The Seattle Mariners have scheduled about five dozen 2006 promotional events to help bribe disenchanted fans back to Safeco Field. Officials might have missed a timely idea by not including a Jack Abramoff Ball Cap Night. Maybe, judging from the lively, sold-out 5-4 opening-day loss to the Los Angeles Angels on Monday, April 3, the product on the field will sell itself, though few expect this 30th version of the World Series-shy franchise to be playing beyond the regular season.
Consensus among the press corps, leveling pregame guesses under roof-protected weather conditions, has the M’s playing about .500, which is a chicken-spit prediction. I’ve got them at 95, but I haven’t decided whether that means wins, losses, roster moves, or hours until General Manager Bill Bavasi gets canned.
If the M’s keep losing, Bavasi’s position seems tenuous. The club started the game in an 0-for-10 funk at the plate but grew spunky in the fifth inning. Japanese catcher Kenji Johjima smacked a line-drive opposite-field solo homer to right. Center fielder Jeremy Reed, who nearly started the season on the disabled list, followed with a ground-rule double. Magic-handed shortstop Yuniesky Betancourt scored Reed on a sharp single. Ichiro’s first hit of a probable 200-plus season sent Betancourt to third before he scored on a soft Jose Lopez single to right to tie the score at 3-3. The M’s chased the Angels’ wide-body righty, Bartolo Colon, with the bases loaded and none out in the sixth, but L.A. reliever J.C. Romero retired the side. J.J. Putz let in a pair of L.A. runs in the ninth and a solo long ball by M’s pinch-hitter Roberto Petagine ended the scoring.
Whiffing the first pitch he saw as a Mariner, designated hitter and revisionist historian Carl Everett (he doesn’t believe in dinosaurs because Barney, Dino, et al., aren’t mentioned in biblical “begats”) let his bat fly about 20 rows into the right-side seats. He picked up his first hit in the sixth.
All-world Angel Vladimir Guerrero muscled a first-inning Jamie Moyer whiffle ball beyond the Bud Light sign in left. It gave the Angels a 2-0 bulge, but Moyer managed nearly seven innings of nine-hit pitching and left tied 3-3.

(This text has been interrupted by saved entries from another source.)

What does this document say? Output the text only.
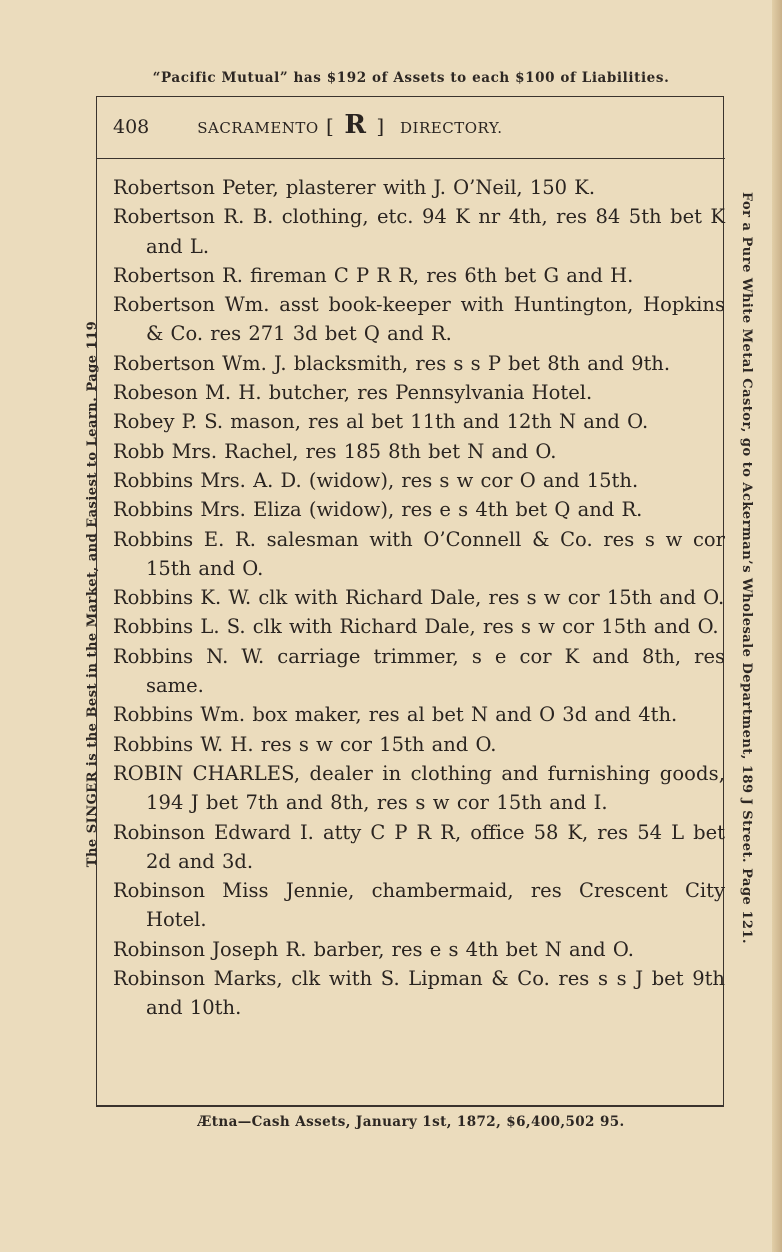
“Pacific Mutual” has $192 of Assets to each $100 of Liabilities.
The SINGER is the Best in the Market, and Easiest to Learn. Page 119	For a Pure White Metal Castor, go to Ackerman’s Wholesale Department, 189 J Street. Page 121.
408	SACRAMENTO [ R ] DIRECTORY.
Robertson Peter, plasterer with J. O’Neil, 150 K.
Robertson R. B. clothing, etc. 94 K nr 4th, res 84 5th bet K and L.
Robertson R. fireman C P R R, res 6th bet G and H.
Robertson Wm. asst book-keeper with Huntington, Hopkins & Co. res 271 3d bet Q and R.
Robertson Wm. J. blacksmith, res s s P bet 8th and 9th.
Robeson M. H. butcher, res Pennsylvania Hotel.
Robey P. S. mason, res al bet 11th and 12th N and O.
Robb Mrs. Rachel, res 185 8th bet N and O.
Robbins Mrs. A. D. (widow), res s w cor O and 15th.
Robbins Mrs. Eliza (widow), res e s 4th bet Q and R.
Robbins E. R. salesman with O’Connell & Co. res s w cor 15th and O.
Robbins K. W. clk with Richard Dale, res s w cor 15th and O.
Robbins L. S. clk with Richard Dale, res s w cor 15th and O.
Robbins N. W. carriage trimmer, s e cor K and 8th, res same.
Robbins Wm. box maker, res al bet N and O 3d and 4th.
Robbins W. H. res s w cor 15th and O.
ROBIN CHARLES, dealer in clothing and furnishing goods, 194 J bet 7th and 8th, res s w cor 15th and I.
Robinson Edward I. atty C P R R, office 58 K, res 54 L bet 2d and 3d.
Robinson Miss Jennie, chambermaid, res Crescent City Hotel.
Robinson Joseph R. barber, res e s 4th bet N and O.
Robinson Marks, clk with S. Lipman & Co. res s s J bet 9th and 10th.
Ætna—Cash Assets, January 1st, 1872, $6,400,502 95.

That Seattle coaches spent March emphasizing opposite-field hitting was evident Monday, and it bodes well for an offense that was unproductive last year. If Everett and teammates spend more time thinking at-bats rather than “begats,” maybe the Seattle Mariners (though, unlike the Angels, never mentioned in the Good Book) can lure back some believers.